In 2002, a period of high-profile corporate financial scandals, Congress enacted the Sarbanes-Oxley Act (“SOX”), a no-nonsense law intended to crack down on bogus corporate accounting. A key provision of SOX is that the top officers of a corporation must sign off on key public financial statements, essentially opening themselves up for criminal prosecution if those statements prove fraudulent.
Now, I’m a philosopher, not an economist, so I can’t speak to the economic merits or defects of sox. But I am struck by a severe ethical lapse. SOX applies to a narrow range of fraudulent accounting, namely, that done by publicly traded corporations. Yet it is a basic axiom of moral philosophy that valid ethical principles are universalizable, that is, that they apply, not only to a few arbitrary cases, but to all cases that are similar in relevant respects.
What brings all this to mind is the appalling public employee pension scandals that surround us. San Diego is just the most notorious case: until a whistleblower brought the scam to public attention, city officials had cheerfully looted the municipal workers’ pension for years to pay for ongoing municipal services, resulting in a $1.4 billion deficit in the fund. But similar problems are now rife in cities and states throughout the nation, with Illinois, Colorado, and New Jersey recently making the news. For instance, New Jersey’s state employee pension fund now has a deficit of $18 billion.
Indeed, a recent New York Times article cites one estimate that the unfunded liabilities of state, county, and municipal employee pension plans total $375 billion, and Barc1ays Global Investments reckons that if we use the accounting practices that corporations must follow, the true figure is more like $800 billion. Instead of properly funding the promised pensions, governments have routinely used the money for other projects, leaving the taxpayer to pick up the eventual tab.
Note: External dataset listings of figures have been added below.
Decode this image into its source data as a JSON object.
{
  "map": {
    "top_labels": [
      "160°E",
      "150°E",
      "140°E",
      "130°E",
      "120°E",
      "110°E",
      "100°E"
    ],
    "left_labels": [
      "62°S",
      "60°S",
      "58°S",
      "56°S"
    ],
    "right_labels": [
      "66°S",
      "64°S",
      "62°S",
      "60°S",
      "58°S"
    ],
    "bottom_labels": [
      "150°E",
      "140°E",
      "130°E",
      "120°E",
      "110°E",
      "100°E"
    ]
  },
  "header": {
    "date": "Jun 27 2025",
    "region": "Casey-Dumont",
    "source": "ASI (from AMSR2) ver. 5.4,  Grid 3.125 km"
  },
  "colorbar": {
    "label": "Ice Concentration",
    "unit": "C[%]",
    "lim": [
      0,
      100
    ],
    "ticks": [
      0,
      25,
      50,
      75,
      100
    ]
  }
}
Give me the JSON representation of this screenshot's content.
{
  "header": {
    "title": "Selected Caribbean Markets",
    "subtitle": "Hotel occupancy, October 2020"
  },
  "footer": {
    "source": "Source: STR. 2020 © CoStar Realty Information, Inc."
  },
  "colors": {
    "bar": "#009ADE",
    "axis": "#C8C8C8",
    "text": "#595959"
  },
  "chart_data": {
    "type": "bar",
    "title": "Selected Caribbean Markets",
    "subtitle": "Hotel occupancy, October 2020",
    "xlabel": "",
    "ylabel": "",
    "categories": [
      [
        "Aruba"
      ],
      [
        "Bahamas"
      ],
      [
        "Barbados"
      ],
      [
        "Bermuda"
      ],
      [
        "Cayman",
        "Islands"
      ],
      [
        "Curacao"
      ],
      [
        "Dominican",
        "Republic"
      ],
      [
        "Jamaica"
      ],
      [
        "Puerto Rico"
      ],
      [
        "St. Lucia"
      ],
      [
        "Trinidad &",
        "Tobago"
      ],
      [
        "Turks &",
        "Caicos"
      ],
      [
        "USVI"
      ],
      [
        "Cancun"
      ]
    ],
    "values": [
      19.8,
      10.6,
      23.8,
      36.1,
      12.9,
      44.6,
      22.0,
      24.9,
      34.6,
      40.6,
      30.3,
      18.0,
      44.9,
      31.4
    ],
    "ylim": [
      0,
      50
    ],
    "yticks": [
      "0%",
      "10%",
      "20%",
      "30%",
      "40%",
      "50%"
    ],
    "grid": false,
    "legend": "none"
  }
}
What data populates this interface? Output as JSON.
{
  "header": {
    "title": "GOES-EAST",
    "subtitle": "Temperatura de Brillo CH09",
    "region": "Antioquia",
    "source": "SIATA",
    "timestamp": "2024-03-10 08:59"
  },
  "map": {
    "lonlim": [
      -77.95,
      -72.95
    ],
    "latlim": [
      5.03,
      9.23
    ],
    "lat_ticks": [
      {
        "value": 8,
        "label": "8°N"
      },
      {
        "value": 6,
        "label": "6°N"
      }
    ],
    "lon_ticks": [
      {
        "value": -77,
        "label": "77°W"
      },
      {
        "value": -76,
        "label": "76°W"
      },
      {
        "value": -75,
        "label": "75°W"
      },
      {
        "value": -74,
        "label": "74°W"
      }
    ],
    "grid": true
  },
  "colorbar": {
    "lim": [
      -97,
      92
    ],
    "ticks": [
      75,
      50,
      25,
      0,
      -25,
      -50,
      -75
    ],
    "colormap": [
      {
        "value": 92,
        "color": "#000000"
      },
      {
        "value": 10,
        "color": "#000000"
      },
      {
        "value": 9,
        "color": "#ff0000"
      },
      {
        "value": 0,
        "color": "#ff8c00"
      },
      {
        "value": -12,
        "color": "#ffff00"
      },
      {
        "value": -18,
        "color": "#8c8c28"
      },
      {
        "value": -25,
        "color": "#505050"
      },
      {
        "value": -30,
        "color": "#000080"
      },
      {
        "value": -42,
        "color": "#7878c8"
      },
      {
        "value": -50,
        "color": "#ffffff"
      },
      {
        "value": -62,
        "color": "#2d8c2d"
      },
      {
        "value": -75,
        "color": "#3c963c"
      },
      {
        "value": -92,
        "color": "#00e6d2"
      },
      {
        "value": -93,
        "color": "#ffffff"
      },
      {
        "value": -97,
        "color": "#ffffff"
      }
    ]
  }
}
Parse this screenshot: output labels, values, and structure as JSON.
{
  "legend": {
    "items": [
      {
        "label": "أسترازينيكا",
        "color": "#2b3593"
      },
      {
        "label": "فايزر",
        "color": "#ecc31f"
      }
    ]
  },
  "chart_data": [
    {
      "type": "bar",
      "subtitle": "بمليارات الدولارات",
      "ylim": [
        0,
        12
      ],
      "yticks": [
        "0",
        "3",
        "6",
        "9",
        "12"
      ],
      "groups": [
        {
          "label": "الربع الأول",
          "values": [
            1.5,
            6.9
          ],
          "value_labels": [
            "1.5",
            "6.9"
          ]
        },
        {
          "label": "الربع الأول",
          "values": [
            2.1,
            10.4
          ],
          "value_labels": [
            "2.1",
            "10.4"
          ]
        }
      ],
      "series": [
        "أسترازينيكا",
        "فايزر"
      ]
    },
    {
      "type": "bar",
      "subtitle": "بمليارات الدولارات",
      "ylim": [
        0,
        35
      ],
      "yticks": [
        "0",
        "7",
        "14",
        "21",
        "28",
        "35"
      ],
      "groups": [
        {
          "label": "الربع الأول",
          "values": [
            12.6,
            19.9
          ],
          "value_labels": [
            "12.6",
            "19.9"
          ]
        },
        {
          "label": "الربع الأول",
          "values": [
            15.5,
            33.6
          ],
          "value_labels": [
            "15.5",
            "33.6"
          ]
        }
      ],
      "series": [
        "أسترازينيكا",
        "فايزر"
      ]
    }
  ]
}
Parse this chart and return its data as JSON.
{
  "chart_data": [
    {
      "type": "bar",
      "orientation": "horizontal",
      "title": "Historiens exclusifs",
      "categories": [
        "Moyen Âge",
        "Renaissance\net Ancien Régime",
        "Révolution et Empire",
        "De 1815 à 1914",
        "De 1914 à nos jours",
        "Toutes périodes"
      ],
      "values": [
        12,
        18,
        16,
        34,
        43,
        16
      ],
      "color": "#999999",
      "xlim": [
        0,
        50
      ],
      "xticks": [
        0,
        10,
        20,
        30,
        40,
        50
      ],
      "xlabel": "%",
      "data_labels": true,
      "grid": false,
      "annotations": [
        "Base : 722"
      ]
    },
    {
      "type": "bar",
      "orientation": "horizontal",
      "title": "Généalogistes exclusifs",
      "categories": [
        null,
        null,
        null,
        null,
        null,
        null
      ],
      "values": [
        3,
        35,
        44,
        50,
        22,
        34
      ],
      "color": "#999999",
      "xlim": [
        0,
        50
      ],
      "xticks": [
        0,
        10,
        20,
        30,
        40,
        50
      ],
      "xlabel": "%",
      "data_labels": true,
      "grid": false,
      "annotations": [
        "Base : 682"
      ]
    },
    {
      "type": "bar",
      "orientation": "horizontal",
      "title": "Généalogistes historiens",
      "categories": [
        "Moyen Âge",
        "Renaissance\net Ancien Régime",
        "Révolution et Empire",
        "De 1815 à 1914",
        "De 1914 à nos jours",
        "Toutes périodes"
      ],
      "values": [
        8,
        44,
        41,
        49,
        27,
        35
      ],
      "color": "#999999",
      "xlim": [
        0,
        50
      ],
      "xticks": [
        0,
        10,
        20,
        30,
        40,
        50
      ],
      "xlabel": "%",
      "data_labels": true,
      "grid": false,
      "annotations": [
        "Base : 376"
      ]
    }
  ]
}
This is just one of many huge frauds that have been perpetrated by governments at all levels. Whether it is the unfunded government employee pension liabilities, the Pension Benefit Guaranty Corporation’s growing deficit, the scandals surrounding dicey Fannie Mae and Freddie Mac accounting, or the granddaddy of them all, the Social Security Ponzi scheme, we see deliberate frauds perpetrated by elected officials – frauds for which private corporate leaders would pay with big-time jail time – being completely unpunished, nay, even rewarded. And the combined frauds of business add up to only a tiny fraction of the governmental ones.
The problem is at base a moral one: the failure of government to universalize, to do unto itself what it does to private corporations. If governments hold corporate officers to standards, government officials should be held to the same standards. In fact, I would argue that government officials should be held to even higher standards, because while people by nature distrust corporations, rightly viewing them as inherently self-interested entities, people have unfortunately been conditioned to see government as interested only in the public good – a view long since debunked by economists working in Public Choice Theory.
To turn the public employee pension fund scandals around, we ought to at a minimum require public employee pension plans to be governed by the same laws that govern private pensions, such as the Employee Retirement Income Security Act. And we need to modify the SEC charter to make it responsible for the review of all public pension funds.
But I would go even further. Under SOX, corporate CEOs and CFOs must personally certify their companies’ financial reports, and face long jail time for willfully misstating financial reports. Let’s extend SOX to government. Let’s demand that the legislators who enact budgets that fund pension schemes, and the executive-branch politicians who supposedly administer them, be required to sign financial statements that disclose how sound those funds are. If the pension plans later prove to be underfunded, put those politicians in the same jail where we put corporate miscreants.